Tuesday, August 18, 2020

Test Match Special wants every boy to show house spirit

Marking Test Match Special's 50th birthday back in 2007 I said:

Though Brian Johnston died a national treasure and did seem in an exceptionally happy mood in his last few summers, he could be Blimpish and sometimes made the commentary box sound like the staff room of an undistinguished private school.

Today there is a keen new master on the staff. Simon Mann has no time for slackers. Everyone must show the right spirit. Those who don't must be made an example of.

Back in the 1970s it was Fred Trueman who fulfilled this role and it was the number of no balls that shocked him. No professional should bowl them, we were told. They should be ashamed of themselves.

Various ways of punishing bowlers who sinned were proposed. As I recall, the most popular was making the penalty ten runs rather than one.

This would have damaged the game, because of the risk that young tearaway fast bowlers would be turned into medium pacers to make sure they didn't give away runs.

And were no balls so terrible? We accept that an Olympic long jumper will sometimes overstep the board. Why is it so terrible for a fast bowler to overstep the crease?

The best fast bowling I have ever seen from an Englishman, Bob Willis's 8 for 43 at Headingley in 1981, happened after his captain Mike Brearley told him not to worry about no balls and to concentrate on bowling fast.

These days it is slow over rates that outrage the Test Match Special team. Again penalty runs are advocated and there is talk of making sides field one short. 

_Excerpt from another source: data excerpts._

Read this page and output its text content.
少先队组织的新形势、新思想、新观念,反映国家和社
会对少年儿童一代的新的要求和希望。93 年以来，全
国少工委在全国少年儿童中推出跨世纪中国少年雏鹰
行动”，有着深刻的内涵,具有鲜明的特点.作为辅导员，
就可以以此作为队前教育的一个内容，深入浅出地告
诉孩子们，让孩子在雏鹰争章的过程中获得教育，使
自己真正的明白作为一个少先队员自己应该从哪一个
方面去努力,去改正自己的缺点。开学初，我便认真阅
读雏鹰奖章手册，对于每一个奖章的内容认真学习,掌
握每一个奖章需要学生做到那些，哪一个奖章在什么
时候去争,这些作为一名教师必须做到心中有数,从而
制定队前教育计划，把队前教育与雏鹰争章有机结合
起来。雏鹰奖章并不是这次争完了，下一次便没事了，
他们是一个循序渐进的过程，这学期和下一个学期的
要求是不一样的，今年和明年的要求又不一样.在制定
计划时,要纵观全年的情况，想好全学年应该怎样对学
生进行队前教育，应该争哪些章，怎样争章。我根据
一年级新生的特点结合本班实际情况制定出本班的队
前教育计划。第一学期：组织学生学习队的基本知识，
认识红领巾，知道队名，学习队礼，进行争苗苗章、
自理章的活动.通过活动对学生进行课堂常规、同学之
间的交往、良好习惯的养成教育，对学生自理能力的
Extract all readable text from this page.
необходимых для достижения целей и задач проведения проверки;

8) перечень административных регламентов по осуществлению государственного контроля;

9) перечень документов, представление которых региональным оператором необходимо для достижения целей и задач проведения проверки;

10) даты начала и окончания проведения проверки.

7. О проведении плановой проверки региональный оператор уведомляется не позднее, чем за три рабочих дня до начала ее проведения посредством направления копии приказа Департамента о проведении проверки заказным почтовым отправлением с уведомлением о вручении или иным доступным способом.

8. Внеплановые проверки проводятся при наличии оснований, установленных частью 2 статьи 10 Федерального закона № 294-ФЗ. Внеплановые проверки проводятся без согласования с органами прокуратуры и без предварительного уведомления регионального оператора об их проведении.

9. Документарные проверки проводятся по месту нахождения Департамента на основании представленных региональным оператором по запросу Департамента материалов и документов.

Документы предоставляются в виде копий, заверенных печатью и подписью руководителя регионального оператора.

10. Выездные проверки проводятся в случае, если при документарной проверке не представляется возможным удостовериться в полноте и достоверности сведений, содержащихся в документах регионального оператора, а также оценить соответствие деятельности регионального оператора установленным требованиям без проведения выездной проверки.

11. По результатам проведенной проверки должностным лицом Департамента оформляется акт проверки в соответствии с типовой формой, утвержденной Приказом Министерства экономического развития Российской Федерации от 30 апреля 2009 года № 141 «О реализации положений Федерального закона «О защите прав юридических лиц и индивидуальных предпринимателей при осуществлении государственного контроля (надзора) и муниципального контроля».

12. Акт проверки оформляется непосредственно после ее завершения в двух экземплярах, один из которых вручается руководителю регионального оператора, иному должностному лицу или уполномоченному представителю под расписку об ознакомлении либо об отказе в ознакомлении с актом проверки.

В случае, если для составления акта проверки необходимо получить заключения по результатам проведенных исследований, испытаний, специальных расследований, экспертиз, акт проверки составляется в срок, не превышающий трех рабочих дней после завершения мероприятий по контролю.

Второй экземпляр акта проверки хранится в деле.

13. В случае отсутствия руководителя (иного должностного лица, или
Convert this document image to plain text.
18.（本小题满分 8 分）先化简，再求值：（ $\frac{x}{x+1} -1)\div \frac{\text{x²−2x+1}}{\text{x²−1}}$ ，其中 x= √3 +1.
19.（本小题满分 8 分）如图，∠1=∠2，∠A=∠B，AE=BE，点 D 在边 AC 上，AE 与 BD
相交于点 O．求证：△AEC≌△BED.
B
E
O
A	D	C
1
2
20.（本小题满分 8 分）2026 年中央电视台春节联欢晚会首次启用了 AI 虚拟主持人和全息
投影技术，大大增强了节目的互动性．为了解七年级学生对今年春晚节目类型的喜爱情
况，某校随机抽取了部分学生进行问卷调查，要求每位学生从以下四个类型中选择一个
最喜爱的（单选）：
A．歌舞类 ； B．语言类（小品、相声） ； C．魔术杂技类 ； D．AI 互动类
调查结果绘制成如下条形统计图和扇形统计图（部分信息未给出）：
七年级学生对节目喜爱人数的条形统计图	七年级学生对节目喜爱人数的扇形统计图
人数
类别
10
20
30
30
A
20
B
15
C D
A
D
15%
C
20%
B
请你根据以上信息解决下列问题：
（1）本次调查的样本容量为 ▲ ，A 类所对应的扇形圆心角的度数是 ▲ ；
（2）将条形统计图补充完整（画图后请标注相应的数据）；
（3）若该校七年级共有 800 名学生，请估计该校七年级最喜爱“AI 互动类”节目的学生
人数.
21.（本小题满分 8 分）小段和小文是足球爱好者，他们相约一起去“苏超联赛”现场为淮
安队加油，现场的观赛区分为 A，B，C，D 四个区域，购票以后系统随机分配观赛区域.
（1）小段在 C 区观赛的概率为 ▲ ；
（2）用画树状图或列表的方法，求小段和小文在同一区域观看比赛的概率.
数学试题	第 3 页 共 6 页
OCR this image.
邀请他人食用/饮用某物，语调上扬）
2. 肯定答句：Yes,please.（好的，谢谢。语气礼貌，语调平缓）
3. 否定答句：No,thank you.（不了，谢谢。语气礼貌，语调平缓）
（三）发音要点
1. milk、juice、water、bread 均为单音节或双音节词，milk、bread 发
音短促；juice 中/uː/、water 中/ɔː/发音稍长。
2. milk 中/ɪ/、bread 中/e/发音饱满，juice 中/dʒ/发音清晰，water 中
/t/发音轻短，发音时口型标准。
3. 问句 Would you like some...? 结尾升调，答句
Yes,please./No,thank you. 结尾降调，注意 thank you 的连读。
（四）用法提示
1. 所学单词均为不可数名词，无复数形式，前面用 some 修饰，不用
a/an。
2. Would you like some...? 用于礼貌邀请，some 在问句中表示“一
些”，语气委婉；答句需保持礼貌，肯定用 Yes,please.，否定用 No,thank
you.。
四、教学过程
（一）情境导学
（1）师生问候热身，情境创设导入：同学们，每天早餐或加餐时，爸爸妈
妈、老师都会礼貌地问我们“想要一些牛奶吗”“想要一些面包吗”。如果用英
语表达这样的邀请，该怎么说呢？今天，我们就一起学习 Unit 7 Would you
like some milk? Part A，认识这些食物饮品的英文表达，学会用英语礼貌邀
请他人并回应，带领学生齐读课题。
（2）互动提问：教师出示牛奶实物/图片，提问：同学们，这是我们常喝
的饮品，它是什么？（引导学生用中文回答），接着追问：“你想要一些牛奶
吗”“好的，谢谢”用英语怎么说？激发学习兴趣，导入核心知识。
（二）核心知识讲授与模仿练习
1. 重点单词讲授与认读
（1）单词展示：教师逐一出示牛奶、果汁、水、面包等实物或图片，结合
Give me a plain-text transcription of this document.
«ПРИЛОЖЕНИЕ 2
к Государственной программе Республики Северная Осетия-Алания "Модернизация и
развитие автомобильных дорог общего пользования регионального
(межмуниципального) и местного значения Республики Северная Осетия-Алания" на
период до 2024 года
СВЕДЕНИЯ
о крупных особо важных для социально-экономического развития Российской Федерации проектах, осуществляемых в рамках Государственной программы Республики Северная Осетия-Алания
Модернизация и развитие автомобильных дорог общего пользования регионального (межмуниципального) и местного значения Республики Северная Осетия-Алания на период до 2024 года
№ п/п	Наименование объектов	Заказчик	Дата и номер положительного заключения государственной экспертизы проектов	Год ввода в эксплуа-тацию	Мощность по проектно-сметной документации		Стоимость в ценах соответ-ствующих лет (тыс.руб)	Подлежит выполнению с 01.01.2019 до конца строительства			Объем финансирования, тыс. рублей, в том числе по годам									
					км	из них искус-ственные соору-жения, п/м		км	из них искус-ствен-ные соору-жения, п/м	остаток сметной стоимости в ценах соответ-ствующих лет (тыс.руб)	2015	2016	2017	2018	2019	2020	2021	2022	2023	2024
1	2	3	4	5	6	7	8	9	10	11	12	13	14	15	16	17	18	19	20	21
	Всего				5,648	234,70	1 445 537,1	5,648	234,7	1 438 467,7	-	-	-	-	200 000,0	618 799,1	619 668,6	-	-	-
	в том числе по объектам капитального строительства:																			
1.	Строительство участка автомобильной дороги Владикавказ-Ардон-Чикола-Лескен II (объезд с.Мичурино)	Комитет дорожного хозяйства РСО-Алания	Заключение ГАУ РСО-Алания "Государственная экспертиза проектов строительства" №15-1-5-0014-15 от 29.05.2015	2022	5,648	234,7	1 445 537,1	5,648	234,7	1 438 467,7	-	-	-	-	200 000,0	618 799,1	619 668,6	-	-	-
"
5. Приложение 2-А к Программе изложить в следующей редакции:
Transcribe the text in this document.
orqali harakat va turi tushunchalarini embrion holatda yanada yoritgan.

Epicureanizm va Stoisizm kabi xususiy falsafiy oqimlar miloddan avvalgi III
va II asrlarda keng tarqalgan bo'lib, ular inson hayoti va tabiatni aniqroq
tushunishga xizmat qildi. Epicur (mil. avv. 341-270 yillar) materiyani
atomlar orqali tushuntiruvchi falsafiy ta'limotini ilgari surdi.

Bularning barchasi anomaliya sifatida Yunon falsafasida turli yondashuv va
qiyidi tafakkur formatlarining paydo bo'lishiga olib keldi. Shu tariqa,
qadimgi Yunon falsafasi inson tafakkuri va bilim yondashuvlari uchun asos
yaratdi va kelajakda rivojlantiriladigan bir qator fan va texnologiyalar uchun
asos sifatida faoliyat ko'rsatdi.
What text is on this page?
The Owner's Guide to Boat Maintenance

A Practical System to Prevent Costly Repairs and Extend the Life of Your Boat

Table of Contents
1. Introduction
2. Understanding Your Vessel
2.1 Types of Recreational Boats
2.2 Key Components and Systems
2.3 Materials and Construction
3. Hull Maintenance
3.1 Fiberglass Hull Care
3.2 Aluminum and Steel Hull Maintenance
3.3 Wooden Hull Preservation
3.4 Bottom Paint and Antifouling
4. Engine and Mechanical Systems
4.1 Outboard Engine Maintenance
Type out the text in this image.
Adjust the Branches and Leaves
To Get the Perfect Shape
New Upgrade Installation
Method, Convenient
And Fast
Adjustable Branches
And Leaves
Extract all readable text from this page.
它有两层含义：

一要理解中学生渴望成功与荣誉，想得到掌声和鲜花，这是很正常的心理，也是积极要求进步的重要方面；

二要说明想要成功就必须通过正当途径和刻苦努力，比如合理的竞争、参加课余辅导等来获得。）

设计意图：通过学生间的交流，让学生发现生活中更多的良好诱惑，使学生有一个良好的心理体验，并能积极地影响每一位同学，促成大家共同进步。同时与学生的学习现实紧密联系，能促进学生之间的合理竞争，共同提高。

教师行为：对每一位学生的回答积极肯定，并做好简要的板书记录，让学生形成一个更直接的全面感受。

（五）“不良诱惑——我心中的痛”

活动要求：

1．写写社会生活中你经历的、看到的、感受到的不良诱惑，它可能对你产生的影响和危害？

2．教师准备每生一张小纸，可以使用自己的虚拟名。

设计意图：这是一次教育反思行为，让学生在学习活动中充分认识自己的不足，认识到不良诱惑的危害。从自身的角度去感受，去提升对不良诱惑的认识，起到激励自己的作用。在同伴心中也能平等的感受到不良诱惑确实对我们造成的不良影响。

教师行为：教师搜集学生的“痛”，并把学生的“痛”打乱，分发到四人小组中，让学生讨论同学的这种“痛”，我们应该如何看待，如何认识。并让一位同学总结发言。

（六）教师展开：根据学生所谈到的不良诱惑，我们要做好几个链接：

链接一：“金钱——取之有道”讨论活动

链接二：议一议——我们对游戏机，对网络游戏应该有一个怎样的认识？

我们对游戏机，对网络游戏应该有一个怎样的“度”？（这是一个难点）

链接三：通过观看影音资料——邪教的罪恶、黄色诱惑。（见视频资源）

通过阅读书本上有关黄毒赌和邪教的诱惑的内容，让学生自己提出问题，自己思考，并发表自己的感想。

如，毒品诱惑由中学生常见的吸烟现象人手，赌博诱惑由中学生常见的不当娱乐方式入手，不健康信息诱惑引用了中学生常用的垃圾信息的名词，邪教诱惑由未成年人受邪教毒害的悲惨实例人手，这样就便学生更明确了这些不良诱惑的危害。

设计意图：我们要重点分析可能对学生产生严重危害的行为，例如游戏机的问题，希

Already captains can be suspended, which led to what Vic Marks called "confirmation that the world is indeed prey to nitpicking jobsworths capable only of reading the manual rather than delivering common sense"as Jason Holder was banned for the third and final test last winter after leading the West Indies to an unassailable two-nil lead over England.

As if anyone in the Caribbean cared about the over rate after that.

And during the second test against Pakistan a few days ago Test Match Special went into meltdown because time was lost to rain and bad light.

This is England. It happens from time to time. You can ask the umpires to be a bit more sceptical about what constitutes dangerous conditions, but there is no need to make a nonsense of the game by changing to a different ball if it gets dark.

What these cures from the TMS team have in is that they would be harmful to cricket than the original disease.

That team should spend a bit less time giving their opinions and a bit more describing the cricket that is taking place in front of them.

But I get the impression that some of them would be happier watching schools cricket where everyone shows house spirit.